Freedom is a double-edged sword
Freedom is a double-edged sword |
By Justice Markandey Katju
I have always condemned suppression of freedom in India, Pakistan, and elsewhere. But I have also said that too much freedom is also bad. This may sound a contradiction, so let me explain.
Freedom cannot be an end in itself, it can only be a means to an end, and that end must be raising the standard of living of the people, and giving them better lives. Real freedom is possible only with abolition of poverty, unemployment, hunger, lack of proper healthcare, lack of good education etc. What use is freedom of speech, liberty, etc to a man who is poor, hungry and unemployed?
I have said that this end cannot be achieved within the present system of parliamentary democracy in India ( because it runs largely on the basis of caste and religion, which are feudal forces, and further entrenches them ). It can only be attained by a mighty, historical united people's struggle, i.e. a revolution, led by modern minded leaders determined to create a political and social order under which India rapidly industrialises and modernises.
Now it was only because I had freedom that I could think out and create the above idea. I had also to disseminate and spread it among the people, for an idea has to be propagated and not just kept in one's head. For this I had recourse to the free social media, i.e.websites, facebook, twitter, etc ( the print media, which earlier used to publish my articles, has not been publishing them for many years, as evidently it has received instructions from some high authority not to do so ). Though not everyone in India is on the internet, those who are will spread my ideas to others ( provided the ideas are true and urgently needed by the people ), and these will spread them to still others, and so on. In other words, it will be a chain reaction.
So freedom is needed to attain the national aim, which must be abolition of poverty, unemployment, hunger, religious bigotry etc. To attain this end there must be freedom to think, freedom to speak, freedom to criticise, and freedom to dissent, because only by excercising these freedoms can our patriotic intellectuals think out ways and means to attain our national goal.
Great thinkers like Voltaire and Rousseau wrote at a time when there was Bourbon rule and strict censorship in France, and they had to fly for their lives to avoid persecution. Nevertheless, they used the little freedom they had to attack feudalism and religious bigotry.
Of course not everyone will use this freedom to fight for a modern, prosperous India. Most people have to struggle for bare survival, and have no time for such thinking, and most others only want comfortable lives for themselves and their kith and kin, and are unconcerned about anything else.
But there are a handful of enlightened, patriotic, modern minded people who are determined to strive for a prosperous India, and freedom for them is crucial so that they can use their creativity and find out ways and means of attaining this end.
But freedom is a double-edged sword. It can benefit, and also harm. The vested interests who wish the status quo to continue in India, and oppose radical transformation of the country into a modern, highly industrialised one, use freedom (and the loyal media) to polarise society, incite hatred among communities, and divert attention of the people from real issues like poverty, unemployment, hunger, price rise, etc to non-issues or trivialities like building Ram Mandir in Ayodhya, cow protection, cricket, lives of filmstars, etc.

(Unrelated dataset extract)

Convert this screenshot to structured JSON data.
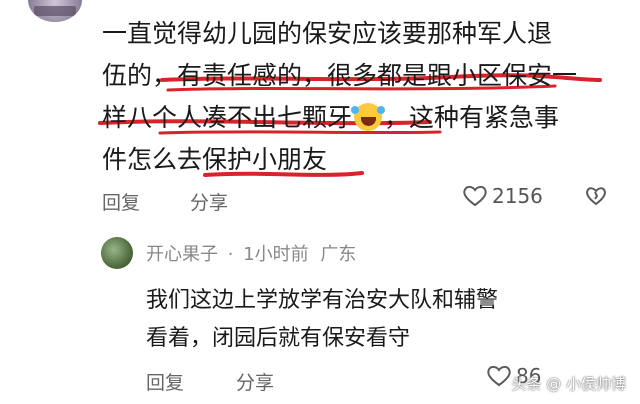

The Indian media, which largely breeds on sensationalism, glamour, religious polarisation and spreading hatred among communities etc is largely using their freedom to harm the Indian people, and are therefore anti-national, as explained.
Countries like Japan ( after the Meiji Restoration of 1868 ) and Turkey ( under Mustafa Kemal in the 1920s ) modernised under modern dictatorships, not democracy. In India parliamentary democracy has been a disaster, for it runs largely on the basis of caste and communal vote banks ( as everyone knows ).
So one must not regard freedom and democracy as a holy cow or fetish. It all depends on the historical context and situation.
(Justice Katju is a retired judge of the Supreme Court of India. These are his personal views.)